Nevertheless, this study provides a descriptive summary of a population not previously studied. Although not necessarily representative of all injured French soldiers during the same period, the pattern of injuries in this population is valuable information. There are many studies that have been conducted concerning US SMs treated in US MTFs and French SMs treated in French MTFs, but, to our knowledge, there are no studies that aim to examine French SMs treated in US MTFs. This missing information in the care provided to French SMs can, in the future, be combined with their French medical records (if available) in order to provide a complete picture of their injuries, the care provided to them, and their overall outcomes and complications. This study reflects the multinational nature of the medical support now being part of modern operations, where the responsibility of military medical support is increasingly shared by allied nations [29]. Data collection in military operations continues to be a challenge, and the DoDTR represents the largest military trauma data source of its kind. France is currently working on creating a similar military trauma registry in order to collect accurate data on its injured soldiers at deployed French MTFs in order to support on-going performance improvement and injury prevention efforts in combat casualty care. The DoDTR, with its extensive data on traumatic injuries and care provided, offers a compelling model from which the French Military can benefit in building a trauma registry to provide the best possible care to French SMs.

Conclusions

The majority of injuries sustained by French SMs derived from of battle-related explosive causes and exhibited a predominance of extremities injuries patterns similar to those in combat zones reported by other NATO nations.
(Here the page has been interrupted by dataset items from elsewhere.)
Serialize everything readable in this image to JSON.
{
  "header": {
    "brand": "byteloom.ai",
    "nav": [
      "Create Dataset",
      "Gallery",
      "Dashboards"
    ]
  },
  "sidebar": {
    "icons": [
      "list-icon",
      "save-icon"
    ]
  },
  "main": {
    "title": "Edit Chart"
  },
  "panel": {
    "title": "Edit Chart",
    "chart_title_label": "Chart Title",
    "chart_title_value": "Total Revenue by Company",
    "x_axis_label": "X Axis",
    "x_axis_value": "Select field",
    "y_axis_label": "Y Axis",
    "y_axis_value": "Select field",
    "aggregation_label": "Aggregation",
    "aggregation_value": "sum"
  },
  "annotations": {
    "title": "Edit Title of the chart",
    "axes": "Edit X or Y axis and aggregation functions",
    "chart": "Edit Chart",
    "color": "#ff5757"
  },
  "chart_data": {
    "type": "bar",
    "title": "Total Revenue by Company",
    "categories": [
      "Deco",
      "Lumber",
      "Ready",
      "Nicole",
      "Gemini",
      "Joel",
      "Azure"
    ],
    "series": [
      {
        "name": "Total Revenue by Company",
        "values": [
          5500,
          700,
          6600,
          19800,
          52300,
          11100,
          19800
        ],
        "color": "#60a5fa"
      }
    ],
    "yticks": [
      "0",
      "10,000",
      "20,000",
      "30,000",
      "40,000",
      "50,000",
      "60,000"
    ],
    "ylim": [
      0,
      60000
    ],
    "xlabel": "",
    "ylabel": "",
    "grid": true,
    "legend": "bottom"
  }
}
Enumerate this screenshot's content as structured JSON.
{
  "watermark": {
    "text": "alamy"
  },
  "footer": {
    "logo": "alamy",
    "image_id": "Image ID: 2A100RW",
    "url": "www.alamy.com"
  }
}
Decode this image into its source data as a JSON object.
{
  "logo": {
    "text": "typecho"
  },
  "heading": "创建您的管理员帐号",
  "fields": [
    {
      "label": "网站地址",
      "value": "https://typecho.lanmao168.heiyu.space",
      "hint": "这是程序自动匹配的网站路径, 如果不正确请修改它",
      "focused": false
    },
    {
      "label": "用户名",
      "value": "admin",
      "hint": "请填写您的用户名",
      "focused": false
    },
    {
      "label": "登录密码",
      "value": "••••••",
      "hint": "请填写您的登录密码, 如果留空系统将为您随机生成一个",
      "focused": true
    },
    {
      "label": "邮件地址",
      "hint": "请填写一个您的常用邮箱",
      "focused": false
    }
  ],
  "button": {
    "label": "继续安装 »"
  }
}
The DoDTR provides extensive data on traumatic injuries and the care provided in US MTFs, which can be used to inform injury prevention and to improve combat casualty care. This emphasizes the need to establish a French Military trauma registry similar to the DoDTR to record traumatic injuries sustained by French SMs and that is collected by deployed French MTFs to allow performance improvement measures and improve combat casualty care.